The conduct division of the commission
The Conduct Division sits as a panel of three person and deals with any complaint referred to it by the commission. It is technically a separate body to the commission. The members of the division are appointed by the commission, and do not need to be members of the commission. The general practice is that they are not. Two of the members of the panel must be judicial officers. The other is a community representative appointed by the New South Wales Parliament. Parliament appoints two community representatives for this purpose on a non-political bi-partisan basis. The community representative cannot be legally qualified. Hearings may take place in public or in private. The judicial officer complained against may be legally represented and is entitled to call witnesses and is also able to cross-examine any witnesses called against them. In most respects, the examination takes place in the same manner as a royal commission.
The panel may dismiss the complaint if the complaint is not substantiated. If the complaint is substantiated, the panel must send a report to the senior judicial officer of the court concerned, to the governor, the attorney general, the complainant, the judicial officer concerned, and both Houses of Parliament. The report is tabled in both House of Parliament. Parliament after receiving the report may address the governor seeking the removal of the judicial officer concerned.
The conduct division has reported to parliament in respect of Magistrate Ian Lanham Ross McDougall and Justice Vince Bruce in 1998. Following the tendering of the report to parliament, McDougall resigned his commission. Bruce had a number of complaints made against him in respect of the delays in the delivery of his judgments. The conduct division inquired as to whether he should be removed from the bench. There was medical evidence that he had suffered from depression but that this treatment has brought this under control. A majority of the members of the conduct division decided that the Bruce’s conduct should be reported to the parliament. Bruce took action in the New South Wales Court of Appeal seeking judicial review of that decision. The court upheld that there was no basis in law for overturning the decision, and the report was tabled in parliament. Parliament declined to remove Bruce from office, and after Bruce delivered his last outstanding judgment, he resigned from the bench. David Flint criticized Bruce for his "campaign" in the media to defend himself. Bruce appeared on an Australian television programme 60 Minutes to argue his case. Flint argues that if this had been an ordinary citizen, both Bruce and the media would have been charged with contempt.

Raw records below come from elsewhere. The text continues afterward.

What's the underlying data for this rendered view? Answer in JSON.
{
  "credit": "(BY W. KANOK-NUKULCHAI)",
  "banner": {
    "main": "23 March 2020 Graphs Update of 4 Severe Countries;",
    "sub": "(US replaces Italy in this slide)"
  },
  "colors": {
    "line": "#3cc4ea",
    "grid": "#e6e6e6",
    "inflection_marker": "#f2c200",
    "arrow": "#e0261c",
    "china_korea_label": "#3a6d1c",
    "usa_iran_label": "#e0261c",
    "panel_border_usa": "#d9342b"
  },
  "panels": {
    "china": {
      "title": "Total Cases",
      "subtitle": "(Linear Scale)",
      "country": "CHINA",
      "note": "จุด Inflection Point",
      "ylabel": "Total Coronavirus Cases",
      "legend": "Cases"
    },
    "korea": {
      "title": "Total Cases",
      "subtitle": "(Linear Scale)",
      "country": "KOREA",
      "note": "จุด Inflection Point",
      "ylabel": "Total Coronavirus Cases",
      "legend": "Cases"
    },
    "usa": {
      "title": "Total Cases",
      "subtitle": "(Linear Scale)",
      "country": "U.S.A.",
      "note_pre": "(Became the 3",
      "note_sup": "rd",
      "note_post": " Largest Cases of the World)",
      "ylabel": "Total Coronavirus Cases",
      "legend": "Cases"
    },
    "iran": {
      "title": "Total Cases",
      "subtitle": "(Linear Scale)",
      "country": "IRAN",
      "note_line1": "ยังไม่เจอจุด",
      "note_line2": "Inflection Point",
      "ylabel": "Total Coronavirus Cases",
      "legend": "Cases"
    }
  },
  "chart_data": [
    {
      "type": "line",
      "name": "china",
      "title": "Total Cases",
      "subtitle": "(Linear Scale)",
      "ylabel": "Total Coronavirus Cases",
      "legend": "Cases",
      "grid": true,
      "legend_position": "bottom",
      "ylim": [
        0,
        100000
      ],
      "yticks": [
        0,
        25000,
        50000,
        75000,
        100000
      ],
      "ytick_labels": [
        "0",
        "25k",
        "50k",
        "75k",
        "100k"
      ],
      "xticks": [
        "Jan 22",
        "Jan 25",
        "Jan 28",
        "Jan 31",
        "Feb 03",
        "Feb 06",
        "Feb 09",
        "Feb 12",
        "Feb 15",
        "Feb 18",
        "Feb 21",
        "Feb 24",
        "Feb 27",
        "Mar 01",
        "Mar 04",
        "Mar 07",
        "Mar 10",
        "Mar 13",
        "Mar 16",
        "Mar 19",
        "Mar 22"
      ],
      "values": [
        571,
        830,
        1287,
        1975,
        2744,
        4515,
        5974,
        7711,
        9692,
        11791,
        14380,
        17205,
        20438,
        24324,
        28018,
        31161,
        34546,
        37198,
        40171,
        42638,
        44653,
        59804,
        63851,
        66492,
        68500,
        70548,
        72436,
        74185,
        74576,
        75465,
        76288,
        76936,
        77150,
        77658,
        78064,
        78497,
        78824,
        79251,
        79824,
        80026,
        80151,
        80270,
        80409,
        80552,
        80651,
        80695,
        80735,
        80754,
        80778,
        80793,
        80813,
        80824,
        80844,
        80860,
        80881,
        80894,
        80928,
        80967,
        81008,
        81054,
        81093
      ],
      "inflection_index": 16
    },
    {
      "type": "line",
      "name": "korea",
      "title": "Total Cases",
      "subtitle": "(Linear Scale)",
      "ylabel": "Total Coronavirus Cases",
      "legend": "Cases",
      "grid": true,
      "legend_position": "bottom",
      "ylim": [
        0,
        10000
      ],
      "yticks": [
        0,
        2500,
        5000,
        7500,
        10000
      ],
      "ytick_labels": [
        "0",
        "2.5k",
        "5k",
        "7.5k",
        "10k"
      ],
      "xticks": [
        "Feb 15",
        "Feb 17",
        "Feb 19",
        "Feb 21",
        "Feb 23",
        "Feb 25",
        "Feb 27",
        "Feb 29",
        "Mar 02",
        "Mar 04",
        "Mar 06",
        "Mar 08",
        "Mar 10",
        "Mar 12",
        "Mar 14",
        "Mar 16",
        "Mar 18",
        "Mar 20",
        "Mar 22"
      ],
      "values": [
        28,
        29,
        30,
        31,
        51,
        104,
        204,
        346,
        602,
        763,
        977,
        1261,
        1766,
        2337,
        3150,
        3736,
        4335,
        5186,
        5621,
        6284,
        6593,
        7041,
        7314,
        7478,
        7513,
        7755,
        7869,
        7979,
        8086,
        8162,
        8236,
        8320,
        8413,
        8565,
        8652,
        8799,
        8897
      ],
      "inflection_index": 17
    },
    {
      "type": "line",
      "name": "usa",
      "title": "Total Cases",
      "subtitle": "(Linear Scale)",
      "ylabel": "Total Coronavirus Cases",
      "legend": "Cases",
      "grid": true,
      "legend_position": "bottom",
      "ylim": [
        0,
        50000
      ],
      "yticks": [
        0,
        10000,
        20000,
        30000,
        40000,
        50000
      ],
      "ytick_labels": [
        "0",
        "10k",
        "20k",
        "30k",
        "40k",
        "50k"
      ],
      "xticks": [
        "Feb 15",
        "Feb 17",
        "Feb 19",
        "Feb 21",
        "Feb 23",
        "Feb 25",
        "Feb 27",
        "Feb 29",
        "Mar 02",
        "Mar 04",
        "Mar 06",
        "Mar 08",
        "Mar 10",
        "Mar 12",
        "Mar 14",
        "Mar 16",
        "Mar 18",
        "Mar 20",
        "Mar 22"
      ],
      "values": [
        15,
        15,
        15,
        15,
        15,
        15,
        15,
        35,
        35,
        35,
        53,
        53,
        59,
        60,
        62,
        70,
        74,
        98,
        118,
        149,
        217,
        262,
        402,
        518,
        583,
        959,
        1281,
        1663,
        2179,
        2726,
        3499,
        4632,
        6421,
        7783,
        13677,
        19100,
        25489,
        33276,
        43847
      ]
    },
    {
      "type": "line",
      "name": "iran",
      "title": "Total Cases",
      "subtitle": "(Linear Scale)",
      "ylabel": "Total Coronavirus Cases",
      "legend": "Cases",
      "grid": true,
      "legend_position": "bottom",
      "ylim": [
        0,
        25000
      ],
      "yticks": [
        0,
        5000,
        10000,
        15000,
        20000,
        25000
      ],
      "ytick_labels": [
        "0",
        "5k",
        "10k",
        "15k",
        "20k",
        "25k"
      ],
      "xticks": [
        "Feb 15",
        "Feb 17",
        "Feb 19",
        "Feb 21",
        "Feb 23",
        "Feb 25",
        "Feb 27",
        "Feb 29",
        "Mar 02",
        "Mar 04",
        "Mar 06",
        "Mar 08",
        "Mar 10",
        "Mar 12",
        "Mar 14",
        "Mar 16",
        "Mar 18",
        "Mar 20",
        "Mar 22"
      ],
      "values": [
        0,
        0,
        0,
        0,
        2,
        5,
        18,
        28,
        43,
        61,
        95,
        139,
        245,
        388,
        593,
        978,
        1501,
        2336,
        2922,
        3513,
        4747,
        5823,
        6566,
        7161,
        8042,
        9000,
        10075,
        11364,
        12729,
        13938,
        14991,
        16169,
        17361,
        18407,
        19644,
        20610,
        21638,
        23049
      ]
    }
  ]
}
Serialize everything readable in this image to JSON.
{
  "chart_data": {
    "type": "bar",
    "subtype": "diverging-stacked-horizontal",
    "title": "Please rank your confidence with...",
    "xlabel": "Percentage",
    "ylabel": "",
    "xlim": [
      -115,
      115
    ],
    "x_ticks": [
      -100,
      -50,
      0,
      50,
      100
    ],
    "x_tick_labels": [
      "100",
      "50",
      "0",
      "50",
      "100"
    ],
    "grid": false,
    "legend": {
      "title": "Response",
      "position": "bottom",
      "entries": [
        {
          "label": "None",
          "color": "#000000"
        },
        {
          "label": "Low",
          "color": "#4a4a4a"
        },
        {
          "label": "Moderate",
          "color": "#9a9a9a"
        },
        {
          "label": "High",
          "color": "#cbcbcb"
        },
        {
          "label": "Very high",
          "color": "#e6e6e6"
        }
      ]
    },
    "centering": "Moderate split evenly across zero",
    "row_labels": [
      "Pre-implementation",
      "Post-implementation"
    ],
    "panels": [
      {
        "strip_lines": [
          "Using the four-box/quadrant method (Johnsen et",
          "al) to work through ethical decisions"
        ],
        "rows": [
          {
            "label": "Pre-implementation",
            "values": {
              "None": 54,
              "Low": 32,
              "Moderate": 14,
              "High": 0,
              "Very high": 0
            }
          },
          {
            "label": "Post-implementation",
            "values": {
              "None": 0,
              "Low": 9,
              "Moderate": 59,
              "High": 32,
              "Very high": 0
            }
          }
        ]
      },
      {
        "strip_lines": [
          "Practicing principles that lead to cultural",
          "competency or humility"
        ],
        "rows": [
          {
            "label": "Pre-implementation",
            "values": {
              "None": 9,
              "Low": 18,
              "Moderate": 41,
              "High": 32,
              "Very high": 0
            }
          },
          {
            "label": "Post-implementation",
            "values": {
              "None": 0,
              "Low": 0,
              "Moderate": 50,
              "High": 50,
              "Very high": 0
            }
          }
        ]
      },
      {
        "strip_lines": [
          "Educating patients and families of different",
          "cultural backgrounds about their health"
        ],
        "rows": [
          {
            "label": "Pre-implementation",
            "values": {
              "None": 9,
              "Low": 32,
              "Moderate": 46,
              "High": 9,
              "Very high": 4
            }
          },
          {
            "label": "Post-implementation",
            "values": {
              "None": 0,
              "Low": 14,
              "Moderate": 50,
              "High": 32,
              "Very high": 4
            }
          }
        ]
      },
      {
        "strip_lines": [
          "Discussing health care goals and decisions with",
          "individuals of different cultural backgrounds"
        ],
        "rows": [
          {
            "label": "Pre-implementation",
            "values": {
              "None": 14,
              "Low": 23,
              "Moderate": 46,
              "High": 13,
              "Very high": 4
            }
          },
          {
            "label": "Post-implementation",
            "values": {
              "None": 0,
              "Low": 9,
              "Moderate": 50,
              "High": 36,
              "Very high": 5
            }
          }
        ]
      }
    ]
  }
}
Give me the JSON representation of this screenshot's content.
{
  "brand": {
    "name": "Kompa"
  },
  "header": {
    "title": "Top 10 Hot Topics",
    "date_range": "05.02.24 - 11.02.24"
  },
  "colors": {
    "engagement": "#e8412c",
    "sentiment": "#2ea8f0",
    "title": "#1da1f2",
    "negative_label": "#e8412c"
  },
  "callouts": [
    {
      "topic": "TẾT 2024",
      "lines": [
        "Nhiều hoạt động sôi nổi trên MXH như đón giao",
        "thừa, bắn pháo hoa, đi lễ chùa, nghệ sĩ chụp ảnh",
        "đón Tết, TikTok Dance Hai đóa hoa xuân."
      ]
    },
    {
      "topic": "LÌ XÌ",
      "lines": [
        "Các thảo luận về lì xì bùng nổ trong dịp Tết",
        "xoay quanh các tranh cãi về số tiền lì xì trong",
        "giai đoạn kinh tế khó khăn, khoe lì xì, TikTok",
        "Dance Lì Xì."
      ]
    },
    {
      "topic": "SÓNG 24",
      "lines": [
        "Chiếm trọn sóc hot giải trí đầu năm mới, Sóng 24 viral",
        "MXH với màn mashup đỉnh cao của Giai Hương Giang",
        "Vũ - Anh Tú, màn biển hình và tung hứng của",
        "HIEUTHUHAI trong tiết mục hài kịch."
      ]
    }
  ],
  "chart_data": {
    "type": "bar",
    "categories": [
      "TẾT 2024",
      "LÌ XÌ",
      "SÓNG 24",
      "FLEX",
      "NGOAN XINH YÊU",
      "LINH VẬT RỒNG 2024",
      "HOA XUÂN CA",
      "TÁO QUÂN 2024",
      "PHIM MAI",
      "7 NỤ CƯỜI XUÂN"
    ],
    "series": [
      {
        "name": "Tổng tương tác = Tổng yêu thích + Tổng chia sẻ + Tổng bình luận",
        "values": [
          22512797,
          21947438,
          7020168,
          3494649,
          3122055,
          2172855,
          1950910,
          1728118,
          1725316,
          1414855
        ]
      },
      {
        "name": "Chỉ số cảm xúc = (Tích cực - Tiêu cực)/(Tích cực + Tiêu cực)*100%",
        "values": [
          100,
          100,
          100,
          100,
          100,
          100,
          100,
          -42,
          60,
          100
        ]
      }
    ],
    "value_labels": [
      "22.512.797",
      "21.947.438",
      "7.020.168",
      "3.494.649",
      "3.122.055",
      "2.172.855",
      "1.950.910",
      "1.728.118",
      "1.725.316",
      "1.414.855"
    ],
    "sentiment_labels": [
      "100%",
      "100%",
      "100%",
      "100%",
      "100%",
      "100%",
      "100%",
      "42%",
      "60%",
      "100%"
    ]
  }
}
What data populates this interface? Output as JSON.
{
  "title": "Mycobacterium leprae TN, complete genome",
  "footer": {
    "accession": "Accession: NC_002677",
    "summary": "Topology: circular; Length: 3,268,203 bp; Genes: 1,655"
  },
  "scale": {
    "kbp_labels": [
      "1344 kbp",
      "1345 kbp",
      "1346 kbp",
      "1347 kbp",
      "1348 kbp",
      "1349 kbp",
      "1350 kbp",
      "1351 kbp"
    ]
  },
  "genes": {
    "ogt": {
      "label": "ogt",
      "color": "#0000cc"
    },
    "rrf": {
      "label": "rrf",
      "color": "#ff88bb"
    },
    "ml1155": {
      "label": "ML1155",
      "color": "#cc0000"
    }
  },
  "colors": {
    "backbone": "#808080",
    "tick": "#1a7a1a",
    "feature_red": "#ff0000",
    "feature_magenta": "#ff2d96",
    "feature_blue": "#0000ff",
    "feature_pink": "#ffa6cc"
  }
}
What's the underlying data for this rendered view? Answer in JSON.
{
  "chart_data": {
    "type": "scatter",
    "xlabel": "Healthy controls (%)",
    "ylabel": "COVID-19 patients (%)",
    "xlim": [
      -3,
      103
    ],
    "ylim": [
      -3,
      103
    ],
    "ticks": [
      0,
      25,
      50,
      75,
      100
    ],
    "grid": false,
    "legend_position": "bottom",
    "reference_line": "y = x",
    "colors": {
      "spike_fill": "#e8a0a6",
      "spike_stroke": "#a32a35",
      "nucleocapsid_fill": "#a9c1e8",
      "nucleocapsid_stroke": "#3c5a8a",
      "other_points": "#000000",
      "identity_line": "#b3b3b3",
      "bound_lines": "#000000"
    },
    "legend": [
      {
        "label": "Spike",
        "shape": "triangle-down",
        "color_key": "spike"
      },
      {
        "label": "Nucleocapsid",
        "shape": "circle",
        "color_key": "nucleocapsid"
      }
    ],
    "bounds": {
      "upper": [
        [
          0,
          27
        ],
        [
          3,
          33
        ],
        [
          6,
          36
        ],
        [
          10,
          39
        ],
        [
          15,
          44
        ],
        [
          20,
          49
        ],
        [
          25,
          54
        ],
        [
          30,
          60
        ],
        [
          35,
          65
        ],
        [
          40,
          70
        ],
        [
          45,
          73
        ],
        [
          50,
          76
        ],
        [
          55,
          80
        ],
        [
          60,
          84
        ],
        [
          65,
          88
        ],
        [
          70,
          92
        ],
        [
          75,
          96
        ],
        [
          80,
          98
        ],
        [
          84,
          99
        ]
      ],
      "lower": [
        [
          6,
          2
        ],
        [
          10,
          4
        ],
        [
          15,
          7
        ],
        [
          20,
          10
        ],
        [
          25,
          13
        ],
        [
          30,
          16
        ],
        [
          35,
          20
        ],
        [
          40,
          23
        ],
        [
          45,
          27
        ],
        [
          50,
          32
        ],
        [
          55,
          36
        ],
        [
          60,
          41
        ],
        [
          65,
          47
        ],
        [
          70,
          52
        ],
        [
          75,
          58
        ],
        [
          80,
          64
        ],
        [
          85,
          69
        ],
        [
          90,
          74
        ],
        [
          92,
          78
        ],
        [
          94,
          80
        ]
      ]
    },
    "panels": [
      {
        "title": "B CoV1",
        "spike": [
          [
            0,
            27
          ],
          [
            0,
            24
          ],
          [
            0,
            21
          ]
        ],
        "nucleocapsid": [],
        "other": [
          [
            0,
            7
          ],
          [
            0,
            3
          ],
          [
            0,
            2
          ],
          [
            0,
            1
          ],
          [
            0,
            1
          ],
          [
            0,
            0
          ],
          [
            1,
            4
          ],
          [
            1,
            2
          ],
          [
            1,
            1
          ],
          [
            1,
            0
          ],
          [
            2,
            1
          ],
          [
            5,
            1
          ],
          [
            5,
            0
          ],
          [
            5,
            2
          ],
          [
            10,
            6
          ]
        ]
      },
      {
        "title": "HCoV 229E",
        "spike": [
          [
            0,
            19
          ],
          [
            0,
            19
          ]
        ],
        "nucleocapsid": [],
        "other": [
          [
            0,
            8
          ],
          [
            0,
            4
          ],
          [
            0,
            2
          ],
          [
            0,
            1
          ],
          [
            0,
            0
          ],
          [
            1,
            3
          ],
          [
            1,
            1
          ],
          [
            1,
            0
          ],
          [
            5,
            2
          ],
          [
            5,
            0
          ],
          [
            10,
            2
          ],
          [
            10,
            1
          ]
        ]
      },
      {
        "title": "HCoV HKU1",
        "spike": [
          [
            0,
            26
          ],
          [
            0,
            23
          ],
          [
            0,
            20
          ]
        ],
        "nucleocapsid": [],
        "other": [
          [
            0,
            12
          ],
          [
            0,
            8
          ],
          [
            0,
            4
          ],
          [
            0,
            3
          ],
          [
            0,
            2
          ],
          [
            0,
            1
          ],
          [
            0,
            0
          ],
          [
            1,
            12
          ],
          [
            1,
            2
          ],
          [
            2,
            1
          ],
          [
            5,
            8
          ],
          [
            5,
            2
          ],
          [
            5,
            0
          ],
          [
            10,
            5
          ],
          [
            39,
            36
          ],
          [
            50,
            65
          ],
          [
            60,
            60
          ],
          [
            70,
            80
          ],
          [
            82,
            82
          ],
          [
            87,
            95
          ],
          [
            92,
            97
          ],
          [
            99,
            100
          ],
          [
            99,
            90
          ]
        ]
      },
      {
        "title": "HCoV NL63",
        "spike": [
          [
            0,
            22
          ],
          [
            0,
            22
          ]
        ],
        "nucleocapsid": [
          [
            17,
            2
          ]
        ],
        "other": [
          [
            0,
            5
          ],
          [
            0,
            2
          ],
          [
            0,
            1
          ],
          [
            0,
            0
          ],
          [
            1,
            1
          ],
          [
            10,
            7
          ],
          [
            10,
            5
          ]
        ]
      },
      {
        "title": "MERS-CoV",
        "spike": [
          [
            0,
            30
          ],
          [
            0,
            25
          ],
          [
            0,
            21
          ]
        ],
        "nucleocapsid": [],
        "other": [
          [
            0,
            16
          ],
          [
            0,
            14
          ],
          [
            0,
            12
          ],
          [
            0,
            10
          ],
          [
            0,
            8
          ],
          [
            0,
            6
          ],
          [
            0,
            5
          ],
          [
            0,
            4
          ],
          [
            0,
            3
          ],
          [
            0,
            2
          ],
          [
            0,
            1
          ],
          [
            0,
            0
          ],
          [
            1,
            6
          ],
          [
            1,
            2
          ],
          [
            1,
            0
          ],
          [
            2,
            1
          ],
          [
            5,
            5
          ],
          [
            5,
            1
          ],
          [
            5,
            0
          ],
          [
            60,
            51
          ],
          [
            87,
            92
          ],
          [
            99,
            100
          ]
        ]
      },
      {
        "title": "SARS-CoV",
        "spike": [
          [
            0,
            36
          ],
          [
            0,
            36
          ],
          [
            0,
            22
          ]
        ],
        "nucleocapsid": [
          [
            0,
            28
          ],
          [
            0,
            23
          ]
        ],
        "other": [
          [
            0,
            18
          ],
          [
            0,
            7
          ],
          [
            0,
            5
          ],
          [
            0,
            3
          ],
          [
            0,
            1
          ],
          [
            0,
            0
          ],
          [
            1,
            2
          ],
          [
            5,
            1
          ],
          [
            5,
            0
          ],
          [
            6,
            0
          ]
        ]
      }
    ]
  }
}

Aftermath of the commission
The commission is regarded as a leader in judicial education. The complaint handling process of the commission has the support of the public and the courts. Judges note that the commission has led to an improved perception of the justice system and has actually improved accountability and independence for the judiciary. The safeguards for independence were reinforced in 1998 when the New South Wales Constitution was amended to entrench the provisions that prevent a judge being removed from office except after the preparation of a report by the conduct division of the commission. Indeed, the model for the commission has been recommended for introduction at the federal level in Australia.